Le patient va alors requestionner sa relation à l’objet, c’est-à-dire le rapport qu’il entretient avec ses objets internes et externes. A ce propos, M. DE M’UZAN écrit « Alors que les liens qui l’attachent aux autres sont sur le point de se défaire absolument, il est paradoxalement soulevé par un mouvement puissant (…).
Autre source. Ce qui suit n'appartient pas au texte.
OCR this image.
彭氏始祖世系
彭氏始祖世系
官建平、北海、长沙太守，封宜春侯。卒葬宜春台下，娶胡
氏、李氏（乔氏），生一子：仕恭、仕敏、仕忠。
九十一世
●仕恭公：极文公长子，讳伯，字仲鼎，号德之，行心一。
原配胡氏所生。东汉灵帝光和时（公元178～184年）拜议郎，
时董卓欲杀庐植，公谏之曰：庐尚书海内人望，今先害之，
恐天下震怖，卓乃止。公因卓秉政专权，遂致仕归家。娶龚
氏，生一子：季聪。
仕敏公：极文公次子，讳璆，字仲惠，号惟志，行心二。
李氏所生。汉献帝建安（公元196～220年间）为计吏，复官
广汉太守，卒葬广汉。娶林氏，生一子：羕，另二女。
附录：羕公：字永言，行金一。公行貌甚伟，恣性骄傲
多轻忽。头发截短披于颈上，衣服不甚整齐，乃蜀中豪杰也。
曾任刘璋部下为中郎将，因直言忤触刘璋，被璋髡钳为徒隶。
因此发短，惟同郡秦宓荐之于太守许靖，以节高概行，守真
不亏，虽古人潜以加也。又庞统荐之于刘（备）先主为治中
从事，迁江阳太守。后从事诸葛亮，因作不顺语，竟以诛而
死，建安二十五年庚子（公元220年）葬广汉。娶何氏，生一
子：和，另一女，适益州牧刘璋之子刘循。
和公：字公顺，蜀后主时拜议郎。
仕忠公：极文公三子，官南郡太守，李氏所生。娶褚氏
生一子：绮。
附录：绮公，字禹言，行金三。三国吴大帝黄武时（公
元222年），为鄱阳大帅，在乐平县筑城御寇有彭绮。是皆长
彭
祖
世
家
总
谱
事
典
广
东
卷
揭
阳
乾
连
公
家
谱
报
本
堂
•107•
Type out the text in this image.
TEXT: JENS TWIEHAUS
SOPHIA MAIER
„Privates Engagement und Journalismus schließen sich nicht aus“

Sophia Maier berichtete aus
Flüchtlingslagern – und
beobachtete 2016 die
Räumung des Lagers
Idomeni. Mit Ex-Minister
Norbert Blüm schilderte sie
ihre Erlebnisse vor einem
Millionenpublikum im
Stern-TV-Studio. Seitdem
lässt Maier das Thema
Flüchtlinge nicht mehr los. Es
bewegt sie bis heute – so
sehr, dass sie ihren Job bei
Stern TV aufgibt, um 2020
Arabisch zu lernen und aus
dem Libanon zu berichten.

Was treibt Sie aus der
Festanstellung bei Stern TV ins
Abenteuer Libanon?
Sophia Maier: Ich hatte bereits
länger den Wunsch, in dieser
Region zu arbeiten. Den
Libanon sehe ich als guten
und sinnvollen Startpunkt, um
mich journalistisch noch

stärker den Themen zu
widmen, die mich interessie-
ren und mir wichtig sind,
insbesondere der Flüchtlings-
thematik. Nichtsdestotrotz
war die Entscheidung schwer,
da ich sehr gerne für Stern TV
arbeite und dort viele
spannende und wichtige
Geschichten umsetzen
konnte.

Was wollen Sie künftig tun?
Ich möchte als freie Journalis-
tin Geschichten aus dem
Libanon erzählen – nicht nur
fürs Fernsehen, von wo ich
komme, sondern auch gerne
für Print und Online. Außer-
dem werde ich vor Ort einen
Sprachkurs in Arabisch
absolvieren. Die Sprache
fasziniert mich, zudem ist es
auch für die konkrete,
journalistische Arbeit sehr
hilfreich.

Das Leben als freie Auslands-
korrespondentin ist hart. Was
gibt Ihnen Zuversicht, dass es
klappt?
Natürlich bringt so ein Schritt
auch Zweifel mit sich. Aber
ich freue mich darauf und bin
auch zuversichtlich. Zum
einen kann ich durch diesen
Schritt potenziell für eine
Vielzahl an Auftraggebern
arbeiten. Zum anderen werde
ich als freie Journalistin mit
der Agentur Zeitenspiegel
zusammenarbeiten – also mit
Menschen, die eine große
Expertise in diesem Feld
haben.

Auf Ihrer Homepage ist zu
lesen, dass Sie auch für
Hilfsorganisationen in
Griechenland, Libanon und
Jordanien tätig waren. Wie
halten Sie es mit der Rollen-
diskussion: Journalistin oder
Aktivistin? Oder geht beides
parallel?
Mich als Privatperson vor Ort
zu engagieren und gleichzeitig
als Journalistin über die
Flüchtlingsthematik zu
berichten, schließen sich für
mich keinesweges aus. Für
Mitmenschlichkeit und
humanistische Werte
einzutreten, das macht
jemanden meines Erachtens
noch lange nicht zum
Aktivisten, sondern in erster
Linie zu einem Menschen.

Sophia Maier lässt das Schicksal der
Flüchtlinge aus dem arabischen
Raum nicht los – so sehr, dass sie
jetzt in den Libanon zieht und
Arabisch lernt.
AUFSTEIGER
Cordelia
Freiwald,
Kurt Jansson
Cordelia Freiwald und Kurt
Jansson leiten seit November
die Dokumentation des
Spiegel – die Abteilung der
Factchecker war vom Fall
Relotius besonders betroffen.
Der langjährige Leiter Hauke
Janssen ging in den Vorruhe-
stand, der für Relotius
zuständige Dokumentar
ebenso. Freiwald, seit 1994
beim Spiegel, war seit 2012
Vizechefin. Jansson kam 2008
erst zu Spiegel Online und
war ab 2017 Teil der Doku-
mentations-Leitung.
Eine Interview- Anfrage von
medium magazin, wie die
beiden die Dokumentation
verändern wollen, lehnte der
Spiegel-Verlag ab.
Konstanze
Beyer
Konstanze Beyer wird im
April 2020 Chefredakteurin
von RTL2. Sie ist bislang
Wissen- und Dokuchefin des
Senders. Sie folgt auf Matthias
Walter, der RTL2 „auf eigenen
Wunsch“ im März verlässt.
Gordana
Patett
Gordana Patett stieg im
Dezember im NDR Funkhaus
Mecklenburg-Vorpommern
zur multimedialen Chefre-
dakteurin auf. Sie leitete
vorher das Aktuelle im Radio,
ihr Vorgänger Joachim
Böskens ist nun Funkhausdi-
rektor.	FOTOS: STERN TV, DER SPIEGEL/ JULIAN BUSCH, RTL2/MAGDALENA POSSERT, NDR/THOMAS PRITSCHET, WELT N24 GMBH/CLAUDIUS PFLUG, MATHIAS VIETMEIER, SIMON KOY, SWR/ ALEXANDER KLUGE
Par là, il surinvestit ses objets d’amour, car ceux-ci sont indispensables à son dernier effort pour assimiler tout ce qui n’a pas pu l’être jusque-là dans sa vie pulsionnelle ». Dans cet élan pulsionnel, le patient tente de «se mettre complètement au monde avant de disparaître», mais il cherche également à remplacer des objets d’amour disparus, les objets de la perte.
La construction du narcissisme :Pour comprendre cette expansion libidinale décrite par M. DE M’UZAN, il est nécessaire de revenir à la construction de l’investissement de la libido narcissique chez l’enfant. S. FREUD (1969) définit le narcissisme comme l’investissement libidinal dont l’objet est le Moi. Le premier stade du narcissisme se situerait entre l’activité auto-érotique – la satisfaction de pulsions partielles – et l’amour de l’objet externe.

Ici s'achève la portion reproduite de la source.